「好きです。付き合ってください。」
「よろしくお願いします。」
高一の冬、俺は漫画みたいな恋をした。
‐回想‐
俺は小さい頃から人見知りだった。
ただ慣れると人と喋れるためよく「陰キャ陰キャ」とイジられた。
初めてな人に会うとどうしても喋れなくなってしまう。
相手もこっちが喋らないと必然的に向こうから喋ってくることもない。
さらに頭もあまりいいわけでもなく、なんの取り柄もなかった。
しいて言えば小学校の頃からバスケを習っていたので多少上手かった。
あと多少顔がいい(((ボソッ
ただ、それ以外は人並みかそれ以下だ。
高一の春中間テストがあった。
自分はそれなりに勉強したと自分なりに考えていた。
ただ結果は想像以上に酷かった。
数学 38点
英語 32点
社会 34点
理科 41点
国語に関しては21点と中学の時よりかなり落ちていた。
あまりにも点数が酷いため親に学習塾に行かされた。
もちろん塾に行ったところで人見知りが発動するに決まってる。
俺は何度も個別指導塾がいいと言ったが費用の関係もありその希望は通らなかった。
通塾初日、その塾は世間一般でいう「陽キャ」が多く、案の定人見知りがでて先生に聞かれたことしか話せなかった。
同じ中学や同じクラスの人が一人もいない。本当に人見知りには辛い空間だった。
そんな中同じ高校の人はたった3人。
そいつらが俺の席の後ろと隣だ。
そいつらは同じ中学だったらしく、ずっと喋っている。自分は半端なく気まずい席にいた。
隣のやつはチャラい男子で後ろのやつは丸メガネのおしゃれで可愛い感じの女子だった。
「君、バスケ部だよね。」
その女子に後ろから話しかけられ、自分なんかに話しかけられると思っていなかったので、ドキッとした。
「え、あ、うん」
戸惑いながらも返事をした。
「君、名前なんて言うの?イケメンだね。

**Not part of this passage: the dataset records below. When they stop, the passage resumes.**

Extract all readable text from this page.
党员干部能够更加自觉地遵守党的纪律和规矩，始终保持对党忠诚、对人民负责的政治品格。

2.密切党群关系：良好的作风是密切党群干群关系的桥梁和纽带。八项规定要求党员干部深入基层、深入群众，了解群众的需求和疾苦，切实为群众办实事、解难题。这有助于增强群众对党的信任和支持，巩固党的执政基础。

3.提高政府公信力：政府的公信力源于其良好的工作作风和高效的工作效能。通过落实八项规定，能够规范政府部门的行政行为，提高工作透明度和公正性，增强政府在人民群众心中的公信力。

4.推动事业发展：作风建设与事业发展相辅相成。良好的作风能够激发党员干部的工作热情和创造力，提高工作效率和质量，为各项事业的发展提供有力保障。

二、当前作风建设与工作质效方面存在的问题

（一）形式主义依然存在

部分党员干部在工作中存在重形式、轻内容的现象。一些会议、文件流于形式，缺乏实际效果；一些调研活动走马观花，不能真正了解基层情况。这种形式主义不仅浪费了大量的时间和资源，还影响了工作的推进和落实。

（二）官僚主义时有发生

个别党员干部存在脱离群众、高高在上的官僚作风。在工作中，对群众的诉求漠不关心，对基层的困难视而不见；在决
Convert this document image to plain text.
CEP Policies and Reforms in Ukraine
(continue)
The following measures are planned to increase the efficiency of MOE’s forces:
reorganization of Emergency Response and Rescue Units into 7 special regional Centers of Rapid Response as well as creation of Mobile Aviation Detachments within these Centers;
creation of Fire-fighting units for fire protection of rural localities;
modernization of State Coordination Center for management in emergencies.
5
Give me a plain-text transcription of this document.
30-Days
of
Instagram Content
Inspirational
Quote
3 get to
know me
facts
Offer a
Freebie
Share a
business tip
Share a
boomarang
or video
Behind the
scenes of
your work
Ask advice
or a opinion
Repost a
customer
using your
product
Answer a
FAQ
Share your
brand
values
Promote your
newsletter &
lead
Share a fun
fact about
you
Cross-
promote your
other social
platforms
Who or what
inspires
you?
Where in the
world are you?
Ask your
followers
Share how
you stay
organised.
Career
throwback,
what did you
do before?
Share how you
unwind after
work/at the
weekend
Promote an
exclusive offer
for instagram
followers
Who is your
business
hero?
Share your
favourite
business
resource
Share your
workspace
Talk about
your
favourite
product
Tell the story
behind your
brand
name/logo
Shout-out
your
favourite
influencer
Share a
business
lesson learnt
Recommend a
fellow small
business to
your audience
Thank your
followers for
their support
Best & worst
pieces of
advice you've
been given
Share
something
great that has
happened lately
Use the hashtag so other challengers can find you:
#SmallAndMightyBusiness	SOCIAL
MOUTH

」
普通の人なら初対面の人にイケメンだねなんて言わない。
変なやつと思いながらも俺は
「天野 海星…」とボソボソとした声で言った
彼女は
「なんて?」
と返してきた。
すごく馴れ馴れしい。
人見知りの俺にこんなに馴れ馴れしく話す人がいなかったため困惑していた。
「天野 海星。」と少し大きめな声で言った。
「うちは田坂 萌花。海星はどこ中なの?」
と聞かれた。
初めて会う人に下の名前で呼び捨てされたのは初めてだ。
やけに馴れ馴れしい。
人見知りの俺としてはあまり会話を広げたくなかったため、低い声で
「西中」とだけ言っておいた。
塾が終わったあと家に帰るとなぜかそいつが俺の家の前に立っていた。
すると
「あ、海星シャーペン塾において行ってたよ」
シャーペンを届けに来ていた。
「なんで俺の家知ってんの?」
そう聞くと、
「翔に聞いたんだ。」
と答えた。
翔は俺の中学からの友達だ。
「先生に渡してくれればよかったのに」
俺は少し怒り気味で言った
「あ、確かに」
彼女は納得した表情で答えた。
彼女は天然なのかなんなのかよくわからないが、俺の嫌いなタイプなのは確かだ。
俺は呆れた顔で家に入った。
「ありがとうぐらい言えよ!!!」
ドア越しからでも彼女の声が耳に響いた。
俺は渋々ドアを開けてありがとうとだけ言って部屋に戻った。
「なんなんだあいつは」
家に帰ると俺はさっさと飯を食って風呂入って眠りについた。